Im neuen Tatort geht es um die Wurst

Der erste Tatort-Krimi mit Christian Ulmen und Nora Tschirner flimmerte an Weihnachten zur besten Fernsehzeit über den Bildschirm.

Das Jahr 2013 war eine Goldgrube für Tatort-Fans. Gleich drei neue Kommissar-Teams wurden eingeführt: Till Schweiger in Hamburg, das Duo Funck/Schaffert in Erfurt und nun Christian Ulmen als Kommissar Lessing und Nora Tschirner alias Kommissarin Kira Dorn. In den Medien wurde im Vorfeld die Rivalität zwischen dem Münsteraner und dem neuen Tatort aus Weimar beschworen. Eins vorneweg: Thiel und Boerne brauchen sich nicht zu verstecken. Mit reichlich flachen und albernen Witzen geht das neue Team an den Start.

Es geht um eine verschwundene Wurstfabrikantin in Weimar. Der hochschwangeren Kommissarin Kira Dorn wird ein neuer Kollege aus Hamburg zur Seite gestellt: Christian Ulmen spielt die Rolle des Kommissars Lessing, wie man ihn kennt – verpeilt, spontan, charmant unverblümt.

Nora Tschirner wurde vom Drehbuchautor allerdings mit zu viel des Guten bedacht: Ihre Figur geht dem Zuschauer nach einiger Zeit reichlich auf die Nerven mit ihren ironischen Bemerkungen. Fast möchte man feixen, als eine Beschuldigte die trostlose Schulzeit des ehemaligen hässlichen Entleins aufdeckt.

Es gibt aber auch ehrlich amüsante Szenen, beispielsweise als der Einsatzleiter nach der gespielten Geiselnahme seine Kollegen schilt: „Die Pizza war von Mykonos?

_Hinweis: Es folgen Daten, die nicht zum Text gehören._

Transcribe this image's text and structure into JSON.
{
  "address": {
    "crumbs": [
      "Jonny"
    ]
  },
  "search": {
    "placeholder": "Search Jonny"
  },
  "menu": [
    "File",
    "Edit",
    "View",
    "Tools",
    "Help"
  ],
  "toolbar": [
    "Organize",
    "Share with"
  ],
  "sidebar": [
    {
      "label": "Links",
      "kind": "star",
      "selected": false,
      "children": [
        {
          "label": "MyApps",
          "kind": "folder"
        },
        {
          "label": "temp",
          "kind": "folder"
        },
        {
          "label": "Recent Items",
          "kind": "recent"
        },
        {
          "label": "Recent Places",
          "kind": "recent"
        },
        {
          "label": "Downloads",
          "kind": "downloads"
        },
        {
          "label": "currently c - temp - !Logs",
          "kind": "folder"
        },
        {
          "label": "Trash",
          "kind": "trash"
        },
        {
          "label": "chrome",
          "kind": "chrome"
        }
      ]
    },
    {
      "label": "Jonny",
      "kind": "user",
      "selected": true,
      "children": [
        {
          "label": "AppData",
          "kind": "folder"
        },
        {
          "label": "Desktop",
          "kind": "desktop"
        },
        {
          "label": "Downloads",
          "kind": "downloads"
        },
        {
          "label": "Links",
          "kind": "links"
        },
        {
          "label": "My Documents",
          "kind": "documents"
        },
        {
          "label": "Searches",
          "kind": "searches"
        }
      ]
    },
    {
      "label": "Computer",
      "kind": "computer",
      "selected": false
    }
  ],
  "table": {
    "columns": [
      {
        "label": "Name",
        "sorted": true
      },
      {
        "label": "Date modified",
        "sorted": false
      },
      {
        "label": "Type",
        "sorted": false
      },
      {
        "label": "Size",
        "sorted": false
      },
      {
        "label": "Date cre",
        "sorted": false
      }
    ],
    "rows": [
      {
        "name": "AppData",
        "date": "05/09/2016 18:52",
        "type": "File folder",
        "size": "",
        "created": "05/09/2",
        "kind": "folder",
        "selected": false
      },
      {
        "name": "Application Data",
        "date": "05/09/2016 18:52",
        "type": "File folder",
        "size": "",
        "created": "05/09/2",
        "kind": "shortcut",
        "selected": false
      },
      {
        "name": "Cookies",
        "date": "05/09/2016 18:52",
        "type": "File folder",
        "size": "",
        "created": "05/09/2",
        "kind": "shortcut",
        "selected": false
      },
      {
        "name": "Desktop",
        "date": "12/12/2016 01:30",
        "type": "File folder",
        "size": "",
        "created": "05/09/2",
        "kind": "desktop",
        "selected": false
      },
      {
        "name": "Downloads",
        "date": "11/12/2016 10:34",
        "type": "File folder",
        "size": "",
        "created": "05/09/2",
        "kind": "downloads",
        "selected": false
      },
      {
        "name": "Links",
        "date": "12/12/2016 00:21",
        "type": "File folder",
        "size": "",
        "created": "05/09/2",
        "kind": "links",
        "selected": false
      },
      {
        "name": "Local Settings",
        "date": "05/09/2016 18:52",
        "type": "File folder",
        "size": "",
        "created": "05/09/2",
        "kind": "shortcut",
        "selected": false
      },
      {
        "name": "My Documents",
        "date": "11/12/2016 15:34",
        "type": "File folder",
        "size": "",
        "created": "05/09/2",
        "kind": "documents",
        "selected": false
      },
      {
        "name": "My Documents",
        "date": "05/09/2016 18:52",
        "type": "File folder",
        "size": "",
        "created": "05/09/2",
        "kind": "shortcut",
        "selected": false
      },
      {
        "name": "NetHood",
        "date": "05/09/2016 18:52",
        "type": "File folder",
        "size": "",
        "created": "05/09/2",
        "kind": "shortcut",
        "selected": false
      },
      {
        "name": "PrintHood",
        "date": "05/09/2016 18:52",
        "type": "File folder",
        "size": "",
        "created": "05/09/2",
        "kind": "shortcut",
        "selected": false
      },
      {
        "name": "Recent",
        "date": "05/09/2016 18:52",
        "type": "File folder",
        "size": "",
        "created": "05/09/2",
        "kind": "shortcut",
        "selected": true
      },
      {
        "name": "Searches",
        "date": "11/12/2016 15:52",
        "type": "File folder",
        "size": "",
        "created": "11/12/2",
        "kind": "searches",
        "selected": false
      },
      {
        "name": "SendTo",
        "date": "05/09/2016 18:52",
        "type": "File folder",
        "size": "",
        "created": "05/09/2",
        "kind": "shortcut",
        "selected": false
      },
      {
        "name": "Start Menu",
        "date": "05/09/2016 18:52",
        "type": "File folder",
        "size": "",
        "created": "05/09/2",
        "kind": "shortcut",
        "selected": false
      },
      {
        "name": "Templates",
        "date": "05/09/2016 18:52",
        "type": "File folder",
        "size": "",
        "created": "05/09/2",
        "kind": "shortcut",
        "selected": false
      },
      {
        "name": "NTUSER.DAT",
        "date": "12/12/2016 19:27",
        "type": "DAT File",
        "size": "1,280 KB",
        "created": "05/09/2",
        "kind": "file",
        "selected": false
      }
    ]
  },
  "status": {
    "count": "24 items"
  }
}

Das nächste Mal kein Risiko eingehen, demnächst von Mario!“ Oder als Lessing halbherzig ausprobiert, ob er in den Kofferraum passt und sich ein saftiges „Nicht so halbschwanger, Lessing, mehr seitlich!“ von seiner Kollegin einfängt. Diese Szenen sind aber leider deutlich in der Minderzahl.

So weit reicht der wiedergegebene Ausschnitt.